Chinese authorities have failed to observe the terms of their power purchasing agreements for two foreign-invested power projects in Fujian province, the Financial Times said. The Meizhou Wan and Houshi power generation projects are the latest of several such cases that have occurred over the past five years. Local government officials have told the plants to sell power at a steep discount because of considerable oversupply in the region. Fujian Province Power Corporation said it was offering to buy power from Meizhou at Yn0.44 per kWh, against an agreed Yn0.56 per kWh.
China needs foreign companies to invest in power projects if it is to fulfil its plan of increasing generating capacity from 319m to 390m kilowatts during the 10th five-year plan (2001-05).
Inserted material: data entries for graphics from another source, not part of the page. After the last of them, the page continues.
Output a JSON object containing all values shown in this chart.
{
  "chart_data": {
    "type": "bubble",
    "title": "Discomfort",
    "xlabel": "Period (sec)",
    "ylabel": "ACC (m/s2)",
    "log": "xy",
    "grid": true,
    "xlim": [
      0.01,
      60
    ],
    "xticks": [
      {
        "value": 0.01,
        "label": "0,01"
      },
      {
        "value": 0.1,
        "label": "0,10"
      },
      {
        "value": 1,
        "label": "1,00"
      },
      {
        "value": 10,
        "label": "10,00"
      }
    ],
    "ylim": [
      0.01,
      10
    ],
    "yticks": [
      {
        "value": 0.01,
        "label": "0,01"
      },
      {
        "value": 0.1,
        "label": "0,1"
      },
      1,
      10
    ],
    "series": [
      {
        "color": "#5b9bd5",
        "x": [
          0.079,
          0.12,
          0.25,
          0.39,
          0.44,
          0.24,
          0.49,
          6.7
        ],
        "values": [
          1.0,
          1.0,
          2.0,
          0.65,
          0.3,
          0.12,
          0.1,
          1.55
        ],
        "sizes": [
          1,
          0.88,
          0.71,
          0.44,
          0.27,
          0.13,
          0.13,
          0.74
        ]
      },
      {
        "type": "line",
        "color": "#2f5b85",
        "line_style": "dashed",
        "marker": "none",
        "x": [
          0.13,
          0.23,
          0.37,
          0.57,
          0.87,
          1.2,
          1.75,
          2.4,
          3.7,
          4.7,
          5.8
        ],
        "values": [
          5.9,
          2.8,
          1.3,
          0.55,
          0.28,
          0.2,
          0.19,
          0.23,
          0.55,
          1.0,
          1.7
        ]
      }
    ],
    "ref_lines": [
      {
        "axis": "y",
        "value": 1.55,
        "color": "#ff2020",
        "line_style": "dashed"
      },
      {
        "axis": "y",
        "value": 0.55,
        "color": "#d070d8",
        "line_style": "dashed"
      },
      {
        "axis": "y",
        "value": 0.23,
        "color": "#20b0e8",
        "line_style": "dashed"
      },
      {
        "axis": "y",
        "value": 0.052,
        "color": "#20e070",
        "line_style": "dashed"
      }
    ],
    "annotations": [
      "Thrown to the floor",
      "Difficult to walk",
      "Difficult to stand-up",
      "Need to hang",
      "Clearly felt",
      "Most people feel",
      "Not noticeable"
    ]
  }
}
By failing to abide by its agreements, China risks alienating such companies, which already face the discouragement of a rate of return capped by the State Development Planning Commission at ‘slightly above’ the cost of capital.
In the meantime, Alstom and Electricit?de France have paid a US$30m fine for a delay in the construction of a power project in Guangxi autonomous region. The two French companies signed a contract in 1997 for a coal-fired plant in Laibin, in what was the Chinese power sector’s first build-operate- transfer project.
An EdF representative in Beijing said the fine had been paid and ascribed the delay to an engineering problem. However, the plant had been producing electricity for more than a year and selling it to a local power company at the agreed price. “We will not withdraw,” he said. “We can still earn a profit.”